Do I use the same Tfidf vocabulary in k-fold cross

2020-08-17 17:27发布

问题:

I am doing text classification based on TF-IDF Vector Space Model.I have only no more than 3000 samples.For the fair evaluation, I'm evaluating the classifier using 5-fold cross-validation.But what confuses me is that whether it is necessary to rebuild the TF-IDF Vector Space Model in each fold cross-validation. Namely, would I need to rebuild the vocabulary and recalculate the IDF value in vocabulary in each fold cross-validation?

Currently I'm doing TF-IDF tranforming based on scikit-learn toolkit, and training my classifier using SVM. My method is as follows: firstly,I'm dividing the sample in hand by the ratio of 3:1, 75 percent of them are applied to fit the parameter of the TF-IDF Vector Space Model.Herein, the parameter is the size of vocabulary and the terms that contained in it, also the IDF value of each term in vocabulary.Then I'm transforming the remainder in this TF-IDF SVM and using these vectors to make 5-fold cross-validation (Notably, I don't use the previous 75 percent samples for transforming).

My code is as follows:

# train, test split, the train data is just for TfidfVectorizer() fit
x_train, x_test, y_train, y_test = train_test_split(data_x, data_y, train_size=0.75, random_state=0)
tfidf = TfidfVectorizer()
tfidf.fit(x_train)

# vectorizer test data for 5-fold cross-validation
x_test = tfidf.transform(x_test)

 scoring = ['accuracy']
 clf = SVC(kernel='linear')
 scores = cross_validate(clf, x_test, y_test, scoring=scoring, cv=5, return_train_score=False)
 print(scores)

My confusion is that whether my method doing TF-IDF transforming and making 5-fold cross-validation is correct, or whether it's necessary to rebuild the TF-IDF Vector Model Space using train data and then transform into TF-IDF vectors with both train and test data? Just as follows:

skf = StratifiedKFold(n_splits=5, shuffle=True, random_state=0)
for train_index, test_index in skf.split(data_x, data_y):
    x_train, x_test = data_x[train_index], data_x[test_index]
    y_train, y_test = data_y[train_index], data_y[test_index]

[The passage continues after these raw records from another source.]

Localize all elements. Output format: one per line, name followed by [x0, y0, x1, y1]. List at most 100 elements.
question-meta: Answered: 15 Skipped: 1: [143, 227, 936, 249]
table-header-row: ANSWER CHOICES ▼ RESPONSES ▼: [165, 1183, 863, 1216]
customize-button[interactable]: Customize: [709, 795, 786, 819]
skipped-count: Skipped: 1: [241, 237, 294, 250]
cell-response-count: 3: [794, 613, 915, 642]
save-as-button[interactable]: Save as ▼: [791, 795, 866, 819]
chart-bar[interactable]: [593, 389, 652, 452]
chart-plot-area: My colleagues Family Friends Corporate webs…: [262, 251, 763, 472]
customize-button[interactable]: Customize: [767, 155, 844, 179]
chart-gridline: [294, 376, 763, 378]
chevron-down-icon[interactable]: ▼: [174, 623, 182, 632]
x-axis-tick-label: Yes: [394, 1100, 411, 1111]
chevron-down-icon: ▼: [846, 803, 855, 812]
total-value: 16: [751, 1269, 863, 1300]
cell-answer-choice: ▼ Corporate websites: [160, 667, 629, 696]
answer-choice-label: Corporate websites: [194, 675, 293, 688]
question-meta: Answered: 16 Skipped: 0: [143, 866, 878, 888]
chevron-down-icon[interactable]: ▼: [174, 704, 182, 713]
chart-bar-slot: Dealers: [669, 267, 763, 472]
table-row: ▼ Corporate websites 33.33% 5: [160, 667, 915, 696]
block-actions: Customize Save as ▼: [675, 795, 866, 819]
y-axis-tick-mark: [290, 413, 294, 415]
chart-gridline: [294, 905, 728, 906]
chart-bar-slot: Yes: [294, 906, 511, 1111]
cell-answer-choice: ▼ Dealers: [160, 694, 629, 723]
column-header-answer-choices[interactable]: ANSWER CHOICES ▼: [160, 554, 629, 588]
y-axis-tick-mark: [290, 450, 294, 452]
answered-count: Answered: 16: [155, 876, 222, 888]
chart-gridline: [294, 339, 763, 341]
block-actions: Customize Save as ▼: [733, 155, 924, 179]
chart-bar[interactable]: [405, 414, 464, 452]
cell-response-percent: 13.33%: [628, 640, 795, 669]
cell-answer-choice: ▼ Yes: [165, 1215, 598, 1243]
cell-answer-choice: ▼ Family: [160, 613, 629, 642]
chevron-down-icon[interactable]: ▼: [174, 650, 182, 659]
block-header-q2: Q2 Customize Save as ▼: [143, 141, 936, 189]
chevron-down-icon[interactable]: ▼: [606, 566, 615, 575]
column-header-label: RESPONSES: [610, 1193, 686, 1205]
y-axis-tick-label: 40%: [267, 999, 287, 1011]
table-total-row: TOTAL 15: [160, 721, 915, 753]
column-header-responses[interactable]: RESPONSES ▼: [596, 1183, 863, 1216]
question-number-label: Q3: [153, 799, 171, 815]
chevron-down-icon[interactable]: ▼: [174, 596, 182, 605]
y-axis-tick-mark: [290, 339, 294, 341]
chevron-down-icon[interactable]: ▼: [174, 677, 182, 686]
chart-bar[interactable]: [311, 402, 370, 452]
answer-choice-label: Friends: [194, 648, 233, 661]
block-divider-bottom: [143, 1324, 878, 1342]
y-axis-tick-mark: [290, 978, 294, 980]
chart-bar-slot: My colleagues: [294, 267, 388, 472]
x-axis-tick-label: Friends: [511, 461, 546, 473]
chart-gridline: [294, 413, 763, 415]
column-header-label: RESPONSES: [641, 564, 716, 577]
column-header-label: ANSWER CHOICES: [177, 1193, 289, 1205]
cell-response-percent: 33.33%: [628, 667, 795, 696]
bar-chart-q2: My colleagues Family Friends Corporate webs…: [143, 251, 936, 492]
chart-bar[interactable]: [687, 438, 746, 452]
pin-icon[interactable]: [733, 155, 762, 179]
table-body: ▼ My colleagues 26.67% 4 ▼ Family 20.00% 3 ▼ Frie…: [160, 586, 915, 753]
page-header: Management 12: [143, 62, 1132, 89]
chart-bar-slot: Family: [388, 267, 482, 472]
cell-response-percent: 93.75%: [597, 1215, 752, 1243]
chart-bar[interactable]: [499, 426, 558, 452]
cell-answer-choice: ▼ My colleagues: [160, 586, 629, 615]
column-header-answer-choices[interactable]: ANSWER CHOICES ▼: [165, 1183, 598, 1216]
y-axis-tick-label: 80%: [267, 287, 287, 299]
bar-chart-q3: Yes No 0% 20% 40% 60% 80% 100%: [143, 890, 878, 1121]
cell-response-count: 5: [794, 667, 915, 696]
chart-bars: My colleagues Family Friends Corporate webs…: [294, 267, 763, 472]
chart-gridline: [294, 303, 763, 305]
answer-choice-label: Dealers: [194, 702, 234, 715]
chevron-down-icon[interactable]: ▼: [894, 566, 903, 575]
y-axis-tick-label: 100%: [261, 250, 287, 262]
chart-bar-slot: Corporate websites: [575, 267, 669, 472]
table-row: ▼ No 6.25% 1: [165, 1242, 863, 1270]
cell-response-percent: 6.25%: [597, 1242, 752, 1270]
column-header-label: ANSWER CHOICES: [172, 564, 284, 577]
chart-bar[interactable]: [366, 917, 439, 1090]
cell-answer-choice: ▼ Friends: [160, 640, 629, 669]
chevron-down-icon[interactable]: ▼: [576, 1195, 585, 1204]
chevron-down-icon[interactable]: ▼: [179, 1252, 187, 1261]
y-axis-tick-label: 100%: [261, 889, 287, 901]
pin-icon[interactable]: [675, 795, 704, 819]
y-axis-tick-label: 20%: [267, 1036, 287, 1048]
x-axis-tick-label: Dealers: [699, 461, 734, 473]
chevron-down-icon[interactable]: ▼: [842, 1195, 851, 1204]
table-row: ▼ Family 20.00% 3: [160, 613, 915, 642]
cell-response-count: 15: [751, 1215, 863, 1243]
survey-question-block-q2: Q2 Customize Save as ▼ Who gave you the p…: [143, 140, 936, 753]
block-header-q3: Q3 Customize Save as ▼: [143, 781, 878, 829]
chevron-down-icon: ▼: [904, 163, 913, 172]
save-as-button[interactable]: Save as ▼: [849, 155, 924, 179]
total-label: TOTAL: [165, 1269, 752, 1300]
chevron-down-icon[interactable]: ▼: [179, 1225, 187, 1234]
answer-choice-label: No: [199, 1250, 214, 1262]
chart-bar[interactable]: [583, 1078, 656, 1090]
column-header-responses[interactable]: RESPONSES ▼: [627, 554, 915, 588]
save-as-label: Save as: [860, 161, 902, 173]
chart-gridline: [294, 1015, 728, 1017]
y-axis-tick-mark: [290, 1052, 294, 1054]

    tfidf = TfidfVectorizer()
    x_train = tfidf.fit_transform(x_train)
    x_test = tfidf.transform(x_test)

    clf = SVC(kernel='linear')
    clf.fit(x_train, y_train)
    y_pred = clf.predict(x_test)
    score = accuracy_score(y_test, y_pred)
    print(score)

回答1:

The StratifiedKFold approach, which you had adopted to build the TfidfVectorizer() is the right way, by doing so you are making sure that features are generated only based out of the training dataset.

If you think about building the TfidfVectorizer() on the whole dataset, then its situation of leaking the test dataset to the model even though we are not explicitly feeding the test dataset. The parameters such as size of vocabulary, IDF value of each term in vocabulary would greatly differ when test documents are included.

The simpler way could be using pipeline and cross_validate.

Use this!

from sklearn.pipeline import make_pipeline
clf = make_pipeline(TfidfVectorizer(), svm.SVC(kernel='linear'))

scores = cross_validate(clf, data_x, data_y, scoring=['accuracy'], cv=5, return_train_score=False)
print(scores) 

Note: It is not useful to do cross_validate on the test data alone. we have to do on the [train + validation] dataset.